In a press release, Stewart said McKinsey admitted in court documents and class action settlements to devising strategies for its pharmaceutical clients to, in its own words, “turbocharge” sales of OxyContin pills into Ohio and therefore boost corporate profits.

“McKinsey has profited off the pain and suffering of Ohioans, leaving death and the destruction of families behind. Worse yet, it did so knowingly, all while consulting with the Food and Drug Administration on the approval of opioid drugs” Stewart said.

“I applaud Attorney General Dave Yost for successfully working to recover monetary damages for local communities and organizations on the front lines of fighting opioids, but money alone is not enough; the opioid crisis remains, and companies like McKinsey and Company need to know there are consequences for their actions.”

Stewart said the recent nearly $600 million settlement is noteworthy because this is the first time where you have a company that’s not a manufacturer or distributor being held liable for the damage caused by the opioid crisis.

“It’s not just the drug makers, but we have one of the largest consulting firms that is in its own words, is advising companies to turbocharge the distribution of opioids in the state,” he said.

Stewart said the resolution, which is a formal ask of the Federal Government by the State of Ohio to look into the matter, aims to help root out any conflicts of interest.

“This company still has massive federal contracts and is still potentially enmeshed in a variety of conflicts of interest at the federal level,” he said. “I applaud Attorney General Dave Yost. He’s got $600 million and that’s not the end of the inquiry. Ohio has a role to investigate these problematic relationships that exist.

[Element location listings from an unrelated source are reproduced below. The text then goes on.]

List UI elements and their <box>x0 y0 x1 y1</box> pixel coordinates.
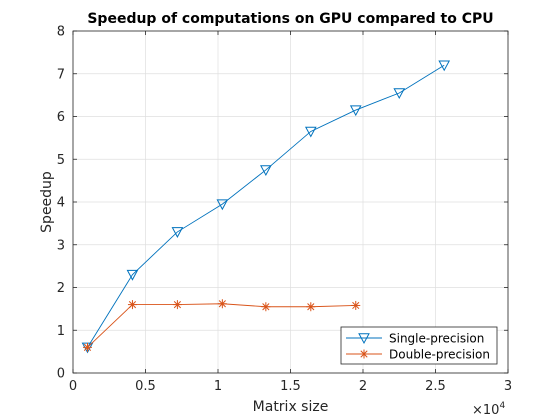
legend-marker-double-precision <box>359 349 369 359</box>
data-point-single-precision <box>304 126 317 138</box>
y-tick-label: 1 <box>57 324 65 339</box>
data-point-single-precision <box>171 227 184 238</box>
y-tick-label: 0 <box>57 367 65 382</box>
x-tick-label: 3 <box>504 379 512 394</box>
x-axis: 0 0.5 1 1.5 2 2.5 3 <box>69 31 512 394</box>
series-line-single-precision <box>87 64 445 348</box>
x-exponent-base: ×10 <box>472 403 499 418</box>
y-tick-label: 3 <box>57 238 65 253</box>
y-tick-label: 8 <box>57 25 65 40</box>
y-axis-label: Speedup <box>39 171 55 233</box>
data-point-single-precision <box>393 88 406 100</box>
x-tick-label: 1 <box>214 379 222 394</box>
series-line-double-precision <box>87 303 356 348</box>
y-axis: 0 1 2 3 4 5 6 7 8 <box>57 25 508 382</box>
data-point-double-precision <box>127 300 137 310</box>
data-point-double-precision <box>217 299 227 309</box>
data-point-single-precision <box>349 105 362 117</box>
x-axis-label: Matrix size <box>253 399 329 415</box>
data-point-double-precision <box>261 302 271 312</box>
x-tick-label: 0 <box>69 379 77 394</box>
x-tick-label: 2 <box>359 379 367 394</box>
data-point-double-precision <box>351 300 361 310</box>
y-tick-label: 5 <box>57 153 65 168</box>
data-point-double-precision <box>83 342 92 352</box>
legend: Single-precision Double-precision <box>340 326 498 365</box>
data-point-single-precision <box>126 269 139 281</box>
legend-marker-single-precision <box>358 333 370 345</box>
legend-box <box>340 326 498 365</box>
x-tick-label: 0.5 <box>135 379 156 394</box>
x-axis-exponent: ×104 <box>472 401 505 418</box>
chart-title: Speedup of computations on GPU compared … <box>87 11 493 27</box>
x-tick-label: 2.5 <box>425 379 446 394</box>
y-tick-label: 6 <box>57 110 65 125</box>
data-point-single-precision <box>438 60 451 72</box>
x-tick-label: 1.5 <box>280 379 301 394</box>
y-tick-label: 4 <box>57 196 65 211</box>
grid-lines <box>72 30 509 374</box>
data-point-double-precision <box>306 302 316 312</box>
y-tick-label: 7 <box>57 67 65 82</box>
data-point-single-precision <box>260 165 272 176</box>
x-exponent-power: 4 <box>499 401 505 411</box>
y-tick-label: 2 <box>57 281 65 296</box>
legend-label-double-precision: Double-precision <box>389 348 490 362</box>
data-point-double-precision <box>172 300 182 310</box>
legend-label-single-precision: Single-precision <box>389 332 484 346</box>
data-point-single-precision <box>216 199 229 211</box>
plot-area <box>81 60 451 354</box>
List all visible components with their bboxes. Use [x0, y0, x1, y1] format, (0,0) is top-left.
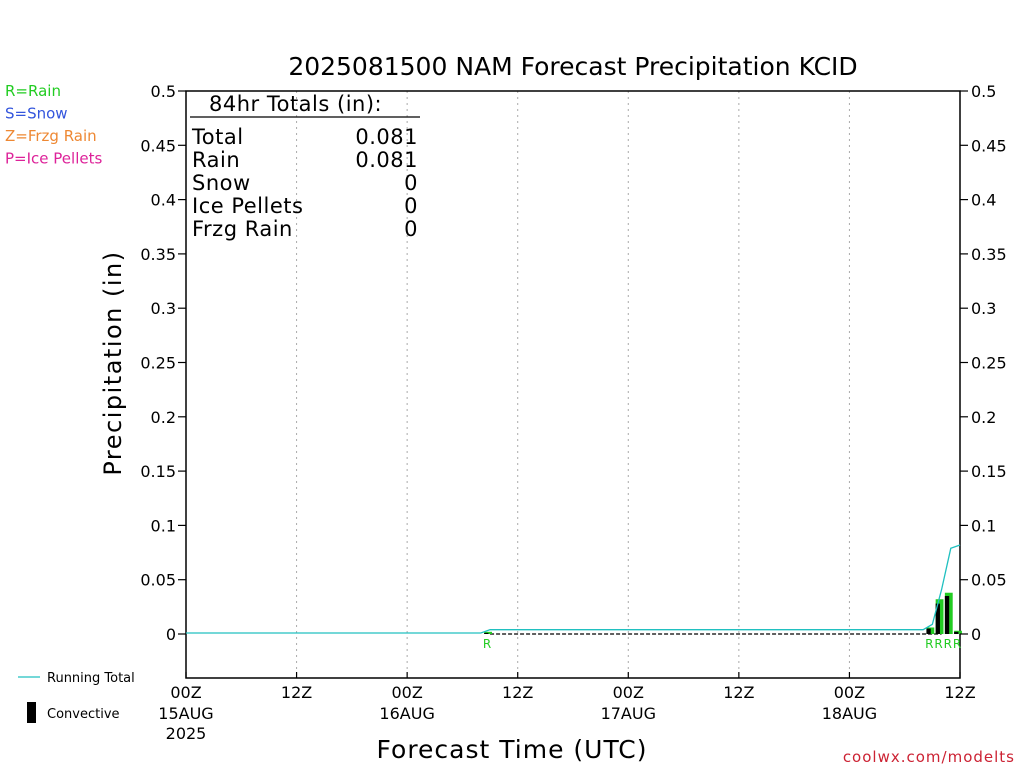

As a lawyer, I can’t represent both sides in the same case. To have a company that’s advising the FDA to regulate opioids while representing companies that are going to be regulated by the FDA is concerning. We need to make sure a company that’s literally been connected with 96 percent of opioids in Ohio isn’t allowed to continue these same concerning practices.”

McKinsey and Co. agreed to a settlement that gave Ohio communities more than $24 million as part of a larger nationwide $573 million settlement.

Under the settlement terms, Ohio will receive $20 million this year and $4.7 million spread over the next four years to help remediate the harm caused by the opioid epidemic.

“Twenty-four and a half million dollars won’t cure the opioid crisis, but it can be a start toward bringing treatment and services to people in need,” Yost said.

“With consultation from Gov. DeWine, the plan is to lead by example and put the lion’s share of this money into the OneOhio Recovery Foundation so it can be put to work across Ohio.”

The filings describe how McKinsey contributed to the opioid crisis by promoting marketing schemes and consulting services to opioid manufacturers, including OxyContin maker Purdue Pharma, for more than a decade.

The complaint, filed with the settlement, details how McKinsey advised Purdue on how to maximize profits from its opioid products, including targeting high-volume opioid prescribers, using specific messaging to get physicians to prescribe more OxyContin to more patients,

“While no amount of money will ever be enough to make up for the devastation caused by putting profits ahead of people’s lives, the settlement announced today is another step toward loosening the grip that addiction has on our state and helping Ohioans recover,” Gov. DeWine said during the settlement announcement in February.

The Circleville Herald contact McKinsley and Company but did not receive a response for comment ahead of press time.